Foto: Marta Santos |
—Te vas a acatarrar.
—No creas que es la
primera vez que doy un paseo a pelo bajo la nieve — contestó,
ofreciéndole el vaso con una mano paternal.
—Si la idea de que me
quede contigo a vivir aún no ha abandonado tu mente, deberás
acostumbrarte a cuidarte un poco más.
La reprimenda de Sonia sonó
dulce, como un murmullo de pétalos de rosa cayendo. Armando disfrutó
esa sensación y la paladeó como si se tratase del mejor caviar del
mundo, mientras ella acercaba sus delicados labios al vaso sigiloso.
—Tranquila, lo haré—.
El pescadero esperó a que la mujer terminase de saciar su sed para
sujetar delicadamente sus manos y mirarla otra vez a sus incendiarios
ojos.
—Me gustaría que me
contaras quién eres, cuáles son tus sueños y por qué has accedido
a seguirme.
—Para ti seré Sonia —
respondió, con una seriedad que encogía el alma—. Mi sueño era
el bosque donde solía esconderme a leer, pero lo he dejado por ti.
He accedido a seguirte porque eres el único habitante de este pueblo
que tiene un pecho que arde. Nadie, créeme, nadie, arde hoy en día.
Lo máximo que hace la gente es esperar calor pasivamente. Pero tú
eres diferente, por eso me has gustado, y por eso te he amado desde
la primera vez que te vi llenar el jarrón en la fuente.
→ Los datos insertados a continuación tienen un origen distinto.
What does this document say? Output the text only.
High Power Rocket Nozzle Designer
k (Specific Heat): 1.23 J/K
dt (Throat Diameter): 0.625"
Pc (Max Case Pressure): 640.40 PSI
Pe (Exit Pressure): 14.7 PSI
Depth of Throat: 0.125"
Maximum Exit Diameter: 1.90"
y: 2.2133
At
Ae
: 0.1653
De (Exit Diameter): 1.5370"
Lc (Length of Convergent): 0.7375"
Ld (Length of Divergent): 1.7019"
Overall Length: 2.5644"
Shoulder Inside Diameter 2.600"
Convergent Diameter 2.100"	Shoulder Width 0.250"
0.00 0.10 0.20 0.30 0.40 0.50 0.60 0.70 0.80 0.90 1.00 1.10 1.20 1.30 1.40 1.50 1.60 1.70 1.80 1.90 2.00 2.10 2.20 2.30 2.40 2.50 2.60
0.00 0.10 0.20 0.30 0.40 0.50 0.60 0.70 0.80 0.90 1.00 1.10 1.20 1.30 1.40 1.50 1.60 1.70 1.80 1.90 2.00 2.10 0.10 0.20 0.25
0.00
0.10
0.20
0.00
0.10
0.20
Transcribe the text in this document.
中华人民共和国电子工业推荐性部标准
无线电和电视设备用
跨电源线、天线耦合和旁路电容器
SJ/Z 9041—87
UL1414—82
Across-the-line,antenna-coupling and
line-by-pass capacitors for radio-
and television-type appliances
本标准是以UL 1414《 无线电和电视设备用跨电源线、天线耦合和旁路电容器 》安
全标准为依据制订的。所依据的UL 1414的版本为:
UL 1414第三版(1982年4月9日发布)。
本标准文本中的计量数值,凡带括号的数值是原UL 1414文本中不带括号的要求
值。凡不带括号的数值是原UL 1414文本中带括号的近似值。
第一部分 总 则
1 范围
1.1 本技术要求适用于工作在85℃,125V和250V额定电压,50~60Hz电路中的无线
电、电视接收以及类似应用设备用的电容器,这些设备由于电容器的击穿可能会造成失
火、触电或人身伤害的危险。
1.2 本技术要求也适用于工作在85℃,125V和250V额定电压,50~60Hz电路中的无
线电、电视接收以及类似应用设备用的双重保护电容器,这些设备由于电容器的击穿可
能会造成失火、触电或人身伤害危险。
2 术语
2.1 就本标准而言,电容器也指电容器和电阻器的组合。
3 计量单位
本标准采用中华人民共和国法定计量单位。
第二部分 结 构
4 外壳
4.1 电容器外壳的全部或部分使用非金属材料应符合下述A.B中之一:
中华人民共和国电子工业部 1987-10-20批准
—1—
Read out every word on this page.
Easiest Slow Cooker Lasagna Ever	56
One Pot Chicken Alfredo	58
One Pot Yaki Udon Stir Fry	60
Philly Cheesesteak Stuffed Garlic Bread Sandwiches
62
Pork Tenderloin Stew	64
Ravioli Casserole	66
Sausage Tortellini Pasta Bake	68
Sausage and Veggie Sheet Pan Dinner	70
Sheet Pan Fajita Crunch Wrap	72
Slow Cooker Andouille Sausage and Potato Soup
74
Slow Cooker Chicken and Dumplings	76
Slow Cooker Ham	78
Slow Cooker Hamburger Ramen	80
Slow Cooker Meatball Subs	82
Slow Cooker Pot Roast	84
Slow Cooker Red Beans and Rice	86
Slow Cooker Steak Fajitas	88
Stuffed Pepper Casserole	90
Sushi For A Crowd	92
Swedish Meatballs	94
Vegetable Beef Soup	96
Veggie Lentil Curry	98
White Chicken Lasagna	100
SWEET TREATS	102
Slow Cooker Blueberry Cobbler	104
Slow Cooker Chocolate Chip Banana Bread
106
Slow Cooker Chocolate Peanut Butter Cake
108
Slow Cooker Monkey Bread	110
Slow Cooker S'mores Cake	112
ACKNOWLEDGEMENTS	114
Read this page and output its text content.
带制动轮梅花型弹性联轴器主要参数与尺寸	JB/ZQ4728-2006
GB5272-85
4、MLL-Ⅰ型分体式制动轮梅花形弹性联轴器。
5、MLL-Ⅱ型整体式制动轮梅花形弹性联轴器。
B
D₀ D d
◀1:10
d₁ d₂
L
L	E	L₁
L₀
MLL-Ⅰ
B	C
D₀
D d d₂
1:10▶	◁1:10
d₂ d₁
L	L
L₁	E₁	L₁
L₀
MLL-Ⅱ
El pescadero estaba confuso,
como lo haría cualquier pescadero al sospechar que le han estado
espiando. Sólo añadió, masticando las palabras:
—Pensé que ésta era la
primera vez que me veías.
Ella sonrió.
—Era la primera vez que tú
me veías a mí, cierto. Pero las cosas no necesitan que las veamos
para que existan. Yo no necesité que tú me vieras.
Armando cerró los ojos un
instante. Necesitaba comprender lo intangible, y todo el mundo sabe
que eso sólo se puede hacer con los párpados bajados.